Freud formula l’utopia di una civiltà che ha introdotto un’educazione irreligiosa: «Ma Lei mi deve concedere che siamo qui in presenza d’una speranza legittima per il futuro, che forse c’è da scoprire un tesoro che può arricchire la civiltà e che vale la pena di tentare un’educazione irreligiosa» (33), ma saranno altri psicoanalisti a cercare di mettere in pratica un progetto di nuova educazione, come Vera Schmidt (1889-1937) con l’asilo psicoanalitico di Mosca, e Siegfried Bernstein (1892-1953) con il suo esperimento di educazione collettiva, che sarà poi ripreso dai modelli educativi dei kibbutz, o a entusiasmarsi per la politica contro la famiglia agli inizi della Rivoluzione bolscevica, come Wilhelm Reich (1897-1957). Ma, prima di esaminare questi autori, può essere utile occuparci del filosofo tedesco Friedrich Nietzsche (1844-1900).

7. Friedrich Nietzsche e la “morte di Dio “

Nietzsche si è reso conto delle cause e delle necessarie conseguenze dei cambiamenti culturali della sua epoca, in particolare che la perdita del senso divino della realtà e della vita era riconducibile all’esclusione progressiva di Dio dalla vita dell’uomo o addirittura alla “morte di Dio”. In un passaggio di Così parlò Zarathustra il filosofo tedesco ci fornisce una chiave interpretativa che mostra anche i limiti del riduzionismo sessuale di Freud: «Vi scongiuro, fratelli, rimanete fedeli alla terra e non credete a quelli che vi parlano di sovraterrene speranze. Lo sappiano o no: costoro esercitano il veneficio. […] Un tempo il sacrilegio contro Dio era il massimo sacrilegio, ma Dio è morto, e così sono morti tutti questi sacrilegi. Commettere il sacrilegio contro la terra, questa è oggi la cosa più orribile» (37).

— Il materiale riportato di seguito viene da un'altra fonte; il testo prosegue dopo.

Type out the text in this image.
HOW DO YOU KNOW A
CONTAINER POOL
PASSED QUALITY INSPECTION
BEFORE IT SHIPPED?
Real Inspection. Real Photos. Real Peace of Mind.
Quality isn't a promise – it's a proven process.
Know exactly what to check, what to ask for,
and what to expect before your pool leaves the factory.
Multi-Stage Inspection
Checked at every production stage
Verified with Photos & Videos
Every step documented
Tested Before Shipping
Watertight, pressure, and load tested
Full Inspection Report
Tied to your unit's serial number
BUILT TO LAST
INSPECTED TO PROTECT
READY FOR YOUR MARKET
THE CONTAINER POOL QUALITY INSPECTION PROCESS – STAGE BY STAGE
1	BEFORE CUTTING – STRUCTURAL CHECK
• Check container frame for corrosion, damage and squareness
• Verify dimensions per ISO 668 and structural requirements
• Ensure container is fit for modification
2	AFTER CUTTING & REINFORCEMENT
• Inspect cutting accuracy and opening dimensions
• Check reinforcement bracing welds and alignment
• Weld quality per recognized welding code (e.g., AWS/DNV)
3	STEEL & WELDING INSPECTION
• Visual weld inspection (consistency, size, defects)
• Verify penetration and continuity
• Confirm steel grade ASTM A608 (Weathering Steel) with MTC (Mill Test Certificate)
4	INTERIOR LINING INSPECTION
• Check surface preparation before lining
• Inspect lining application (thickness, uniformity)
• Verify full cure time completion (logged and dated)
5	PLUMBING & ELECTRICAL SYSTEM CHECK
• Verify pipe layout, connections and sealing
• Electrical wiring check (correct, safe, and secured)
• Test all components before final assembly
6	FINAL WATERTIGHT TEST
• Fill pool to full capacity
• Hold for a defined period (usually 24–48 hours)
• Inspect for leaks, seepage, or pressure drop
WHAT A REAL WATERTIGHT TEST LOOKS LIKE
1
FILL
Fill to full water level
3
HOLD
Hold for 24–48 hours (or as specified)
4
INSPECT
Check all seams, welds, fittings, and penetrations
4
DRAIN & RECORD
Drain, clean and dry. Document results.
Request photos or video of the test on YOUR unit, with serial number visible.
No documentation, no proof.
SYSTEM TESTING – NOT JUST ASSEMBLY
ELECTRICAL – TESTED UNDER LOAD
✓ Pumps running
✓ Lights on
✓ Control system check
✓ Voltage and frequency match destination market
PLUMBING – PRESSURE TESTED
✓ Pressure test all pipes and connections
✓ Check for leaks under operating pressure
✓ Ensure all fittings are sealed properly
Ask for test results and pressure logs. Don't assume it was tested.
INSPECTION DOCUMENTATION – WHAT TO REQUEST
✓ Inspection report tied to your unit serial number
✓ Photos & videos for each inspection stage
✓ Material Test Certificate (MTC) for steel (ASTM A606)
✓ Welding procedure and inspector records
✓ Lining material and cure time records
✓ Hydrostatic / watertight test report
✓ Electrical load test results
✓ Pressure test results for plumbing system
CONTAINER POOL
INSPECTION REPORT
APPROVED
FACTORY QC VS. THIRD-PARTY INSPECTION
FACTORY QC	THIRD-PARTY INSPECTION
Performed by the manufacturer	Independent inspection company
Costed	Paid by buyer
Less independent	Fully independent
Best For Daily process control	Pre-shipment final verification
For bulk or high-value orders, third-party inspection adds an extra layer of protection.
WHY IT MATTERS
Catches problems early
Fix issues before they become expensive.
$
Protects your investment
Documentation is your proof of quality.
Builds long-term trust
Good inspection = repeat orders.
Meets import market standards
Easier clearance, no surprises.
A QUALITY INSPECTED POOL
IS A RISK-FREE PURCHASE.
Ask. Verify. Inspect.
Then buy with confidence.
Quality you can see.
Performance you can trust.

La morte di Dio (Dio-padre e quindi anche il superamento della religione e della tradizione dei padri, e del padre), è il presupposto per il possesso della terra di madre-natura, perché con la “morte” di Dio non esiste più un ordine cosmico, e neppure un ordine morale assoluto. A differenza della teoria di Freud, il conflitto dell’uomo non nascerebbe tanto dal desiderio di possedere sessualmente la madre, ma dalla necessità di scegliere nella propria esistenza tra una visione che contempla l’esistenza di un Dio trascendente, di una dimensione spirituale superiore e distinta da quel la materiale, di un’anima individuale spirituale e immortale, di un ordine morale assoluto, oppure la negazione di tutti questi principi con una visione materialistica e naturalistica della vita che mette al primo posto il godimento indiscriminato dei piaceri terreni.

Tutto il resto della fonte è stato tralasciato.